Screams from the Dark: 29 Tales of Monsters and the Monstrous

By Edited by Ellen Datlow

The undisputed GOAT [Greatest of All Time] of the Anthology category, Ellen Datlow took home another haunted house for Screams from the Dark: 29 Tales of Monsters and the Monstrous, collecting 29 original stories by some of today's best-known and most respected horror authors, including the inclusion of some exciting, emerging voices. This book plants its flag in the monster subgenre, setting the standard for the 21st-century monster and challenging all those who come after to respond to it.

Here are two more monstrous anthologies worth a try. 

Human Monsters anthology

Dark Matter Presents Human Monsters: A Horror Anthology

By Edited by Sadie Hartmann and Ashley Saywers

Also nominated alongside Datlow this year, Hartmann and Saywers probed the same trope with 35 original stories with one important requirement, all of the monsters in these stories must be 100% human. The result is a deliciously disturbing and uncomfortably seductive psychological roller coaster of a volume, one that activating asks you both to contemplate the darkness in the heart of your fellow people, but also, yourself. This volume by debut anthologists, makes an intriguing counterpoint to Datlow’s book. 

What the #@&% Is That?: The Saga Anthology of the Monstrous and the Macabre

What the #@&% is That?: The Saga Anthology of the Monstrous and the Macabre

By edited by John Joseph Adams and Douglas Cohen

Back in 2016 Adams and Cohen turned to a Lovecraft-inspired meme that used artwork by Hellboy creator Mike Mignola as a writing prompt for their author friends. Bestselling authors, including Seanan McGuire, Laird Barron, and Grady Hendrix, were asked to contribute a story about a monster, with the catch being that at some point in their tale, a character had to exclaim, “What the #@&% is that!” While not every story features a monster, all are firmly established in the Horror genre, and like Datlow’s anthology, this volume is strongly edited and features original stories with a clear focus that will draw readers into its world.
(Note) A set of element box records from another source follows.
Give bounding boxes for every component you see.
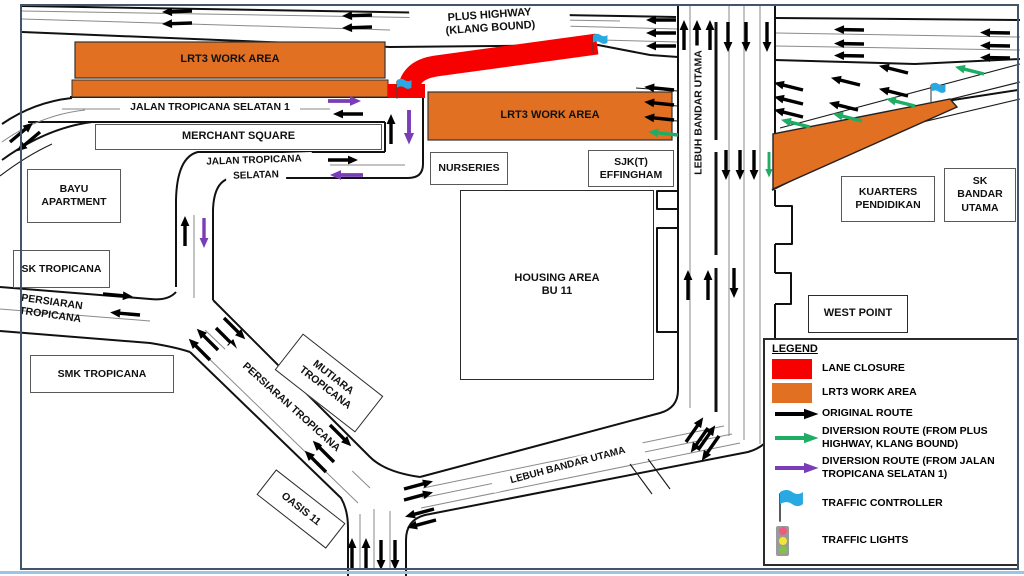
jalan-tropicana-selatan-1-label: JALAN TROPICANA SELATAN 1 [120,100,300,114]
slide-border-accent-line [0,571,1024,574]
work-area-swatch-icon [772,383,812,403]
black-arrow-icon [772,407,822,421]
lane-closure-swatch-icon [772,359,812,379]
bayu-apartment-box: BAYU APARTMENT [27,169,121,223]
kuarters-pendidikan-box: KUARTERS PENDIDIKAN [841,176,935,222]
traffic-light-icon [776,526,789,556]
nurseries-box: NURSERIES [430,152,508,185]
legend-title: LEGEND [772,343,1010,355]
sjkt-effingham-box: SJK(T) EFFINGHAM [588,150,674,187]
legend-item: LANE CLOSURE [772,359,1010,379]
traffic-diversion-map: PLUS HIGHWAY (KLANG BOUND) LRT3 WORK ARE… [0,0,1024,576]
legend-item: DIVERSION ROUTE (FROM JALAN TROPICANA SE… [772,455,1010,481]
sk-tropicana-box: SK TROPICANA [13,250,110,288]
legend-item: LRT3 WORK AREA [772,383,1010,403]
green-arrow-icon [772,431,822,445]
legend-item: DIVERSION ROUTE (FROM PLUS HIGHWAY, KLAN… [772,425,1010,451]
lebuh-bandar-utama-vertical-label: LEBUH BANDAR UTAMA [692,46,707,180]
west-point-box: WEST POINT [808,295,908,333]
selatan-label: SELATAN [226,168,286,183]
legend: LEGEND LANE CLOSURE LRT3 WORK AREA ORIGI… [763,338,1019,566]
legend-item: TRAFFIC LIGHTS [772,526,1010,556]
legend-item: TRAFFIC CONTROLLER [772,486,1010,522]
legend-item: ORIGINAL ROUTE [772,407,1010,421]
lrt3-work-area-mid-label: LRT3 WORK AREA [428,92,672,140]
smk-tropicana-box: SMK TROPICANA [30,355,174,393]
lane-closure-band [388,44,597,98]
traffic-controller-flag-icon [772,486,822,522]
sk-bandar-utama-box: SK BANDAR UTAMA [944,168,1016,222]
housing-area-bu11-box: HOUSING AREA BU 11 [460,190,654,380]
merchant-square-box: MERCHANT SQUARE [95,124,382,150]
lrt3-work-area-left-label: LRT3 WORK AREA [75,42,385,78]
purple-arrow-icon [772,461,822,475]
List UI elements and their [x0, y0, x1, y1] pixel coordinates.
It also features “The Bad Hour” by Christopher Golden which was nominated for the 2016 Bram Stoker AwardⓇ in the Short Story category.

Superior Achievement in a Fiction Collection

Breakable Things Cassandra Khaw

Breakable Things

By Cassandra Khaw

Cassandra Khaw is a rising star in Horror and their intensely unsettling, thought-provoking, and immersive collection Breakable Things garnered them their first, but almost definitely not their last Bram Stoker Award.Ⓡ Invoking fairy tales and mythologies from all over the world and often featuring water imagery, none of these stories are very long, but each digs its claws firmly into the reader for the duration, ending perfectly, dangling the fear just out of reach. The result, you will reflect upon what you just experienced while eagerly turning the page to revisit that terrifying joy once again.

Here are two more critically acclaimed Horror collections by women that you might enjoy.

hell hath no sorrow like a woman haunted

Hell Hath No Sorrow like a Woman Haunted

By R.J. Joseph

Nominated alongside Khaw this year, Joseph’s collection is focused on Black women and the Horror inherent in their lives, both real and supernatural. Featuring complicated characters in a wide range of stories of ranging from pure terror to psychological to dark fantasy, this collection will not only reach out and grab you, but it will also give you a viscous shake, one that you will be glad to have experienced.

The Ghost Sequences by AC Wise

The Ghost Sequences

By A.C. Wise

This collection of 16 atmospheric stories, many using found footage, art, or epistolary frames defines its own appeal with the memorable quote: “A haunting is a moment of trauma infinitely repeated. It extends forward and backward in time. It is the hole grief makes.” The Ghost Sequences was nominated in this category last year and has remained popular with readers almost two years after its publication, and like Breakable Things, it was published by this year’s winner of the HWA’s Speciality Press award, Undertow Publications.